We saw one of the Cathedral’s finest medieval tombs, that of Edward, Prince of Wales, known as the Black Prince (1330-1376). The gilded effigy shows him in full armour and gauntlets including the spurs he won at the battle of Crécy, with his dog and helmet. The shields on the tomb include, for the first time, the three ostrich feathers of peace which are still referred to as ‘Prince of Wales feathers’.
Our visit was all too short and this is somewhere I’d love to come back to. Leaving the interior behind us, we walked out to the Great Cloister and round three sides, under the ornate roof bosses, some representing a rich array of late medieval English heraldry. Below our feet were the tombstones of people associated with the Cathedral’s history. On the lawn are the tombs of some of the archbishops.
We spent some lovely moments in the Gift Shop which was full of all sorts of special treasures.
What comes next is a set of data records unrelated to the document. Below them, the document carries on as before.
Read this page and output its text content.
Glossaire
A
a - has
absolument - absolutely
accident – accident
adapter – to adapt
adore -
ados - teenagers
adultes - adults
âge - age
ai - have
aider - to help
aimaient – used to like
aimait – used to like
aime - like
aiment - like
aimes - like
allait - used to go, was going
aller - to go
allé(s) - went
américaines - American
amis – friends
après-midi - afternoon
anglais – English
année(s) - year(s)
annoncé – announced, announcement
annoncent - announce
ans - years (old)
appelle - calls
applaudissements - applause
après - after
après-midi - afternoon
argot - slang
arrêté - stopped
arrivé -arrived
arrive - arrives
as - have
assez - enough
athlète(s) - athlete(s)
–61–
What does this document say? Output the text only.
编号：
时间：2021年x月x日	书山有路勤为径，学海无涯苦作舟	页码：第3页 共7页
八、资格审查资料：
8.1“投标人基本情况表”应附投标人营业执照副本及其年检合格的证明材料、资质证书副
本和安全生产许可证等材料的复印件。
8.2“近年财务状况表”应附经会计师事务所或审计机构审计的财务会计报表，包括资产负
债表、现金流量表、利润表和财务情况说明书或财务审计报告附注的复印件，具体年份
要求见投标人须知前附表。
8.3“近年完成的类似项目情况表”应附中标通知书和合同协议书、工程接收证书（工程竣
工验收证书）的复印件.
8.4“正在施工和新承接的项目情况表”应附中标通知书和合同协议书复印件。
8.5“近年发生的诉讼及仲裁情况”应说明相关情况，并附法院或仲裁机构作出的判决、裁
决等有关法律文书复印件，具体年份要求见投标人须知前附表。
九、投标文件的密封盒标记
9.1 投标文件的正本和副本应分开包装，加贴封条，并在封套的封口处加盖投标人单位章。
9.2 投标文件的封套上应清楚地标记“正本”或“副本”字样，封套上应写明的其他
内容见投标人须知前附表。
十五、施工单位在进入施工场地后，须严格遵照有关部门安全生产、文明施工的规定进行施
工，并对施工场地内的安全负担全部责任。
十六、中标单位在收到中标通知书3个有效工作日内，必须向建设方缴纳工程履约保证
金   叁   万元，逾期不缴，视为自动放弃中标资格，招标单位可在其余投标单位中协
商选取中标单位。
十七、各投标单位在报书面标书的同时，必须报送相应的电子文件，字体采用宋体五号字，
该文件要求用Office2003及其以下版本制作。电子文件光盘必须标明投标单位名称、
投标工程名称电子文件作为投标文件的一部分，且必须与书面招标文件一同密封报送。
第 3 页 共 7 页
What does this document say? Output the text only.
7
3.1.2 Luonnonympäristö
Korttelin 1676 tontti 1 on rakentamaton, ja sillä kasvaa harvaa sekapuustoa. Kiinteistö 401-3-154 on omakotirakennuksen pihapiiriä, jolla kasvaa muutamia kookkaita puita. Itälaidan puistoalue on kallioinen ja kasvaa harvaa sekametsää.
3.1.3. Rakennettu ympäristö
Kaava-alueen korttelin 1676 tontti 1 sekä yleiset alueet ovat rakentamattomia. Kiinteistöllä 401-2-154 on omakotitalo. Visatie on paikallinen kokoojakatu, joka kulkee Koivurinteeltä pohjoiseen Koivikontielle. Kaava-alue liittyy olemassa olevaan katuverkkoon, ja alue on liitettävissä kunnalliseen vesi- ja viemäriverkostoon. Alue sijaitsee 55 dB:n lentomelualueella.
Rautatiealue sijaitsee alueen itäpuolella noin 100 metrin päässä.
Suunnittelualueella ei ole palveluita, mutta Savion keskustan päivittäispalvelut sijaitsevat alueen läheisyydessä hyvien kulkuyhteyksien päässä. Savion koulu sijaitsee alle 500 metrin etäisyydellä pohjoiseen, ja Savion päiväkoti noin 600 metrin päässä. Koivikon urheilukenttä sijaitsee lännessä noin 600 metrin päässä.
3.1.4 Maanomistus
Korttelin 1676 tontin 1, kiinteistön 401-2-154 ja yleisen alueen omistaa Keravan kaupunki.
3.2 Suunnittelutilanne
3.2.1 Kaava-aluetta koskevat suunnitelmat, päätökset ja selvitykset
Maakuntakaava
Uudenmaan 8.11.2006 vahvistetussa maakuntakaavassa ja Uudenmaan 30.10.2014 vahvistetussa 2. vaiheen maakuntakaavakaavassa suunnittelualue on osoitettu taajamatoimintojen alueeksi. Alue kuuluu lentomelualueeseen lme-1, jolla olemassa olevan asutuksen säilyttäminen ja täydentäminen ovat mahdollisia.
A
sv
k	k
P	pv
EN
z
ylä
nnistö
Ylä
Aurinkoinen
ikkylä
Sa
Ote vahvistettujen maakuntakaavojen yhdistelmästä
It was still raining as we left Canterbury and headed for Ashford to visit my friend, Barbara, with whom I’d played hockey in the 1960s. She’s been confined to a wheelchair for too many years with rheumatoid arthritis, but is always cheerful and full of chat. We caught up with all the family’s news.
Her daughter, Michelle was caring for her while David took a well-needed break cruising in northern Europe. She works part of the year in Ashford and part as a ski instructor in Andorra – what a life!
The week passed quietly with Suzi at work and me, left to my own devices, with her wireless dongle and a mountain of work to do. What a treat.
With the apartment to myself and in view of her impending departure to Surrey, it was a good opportunity to do a little advance housework and spring cleaning so that she doesn’t have to do every room on the last day. It was also an opportunity to take her little car to the garage to get new windscreen wipers which we were delighted to be able to test out on a subsequent journey.
What a feast for the senses Kent had been. Suzi is about to change her job and move to Surrey to another NHS Hospital so it’s not likely that I’ll visit this part of the world for a while. But it’s been good to visit for the two years she's been here because it’s a county I don’t know very well.
On Wednesday evening it was time to return to London. Julie had returned from Cyprus, full of news, and we had to pack for our five-day trip to Lake Como and Adam and Janice’s new home there.
But first we had a whole day together and we managed to fit in a few shopping trips between two job interviews. Julie’s hoping to be able to start a new job as soon as we get back from Como.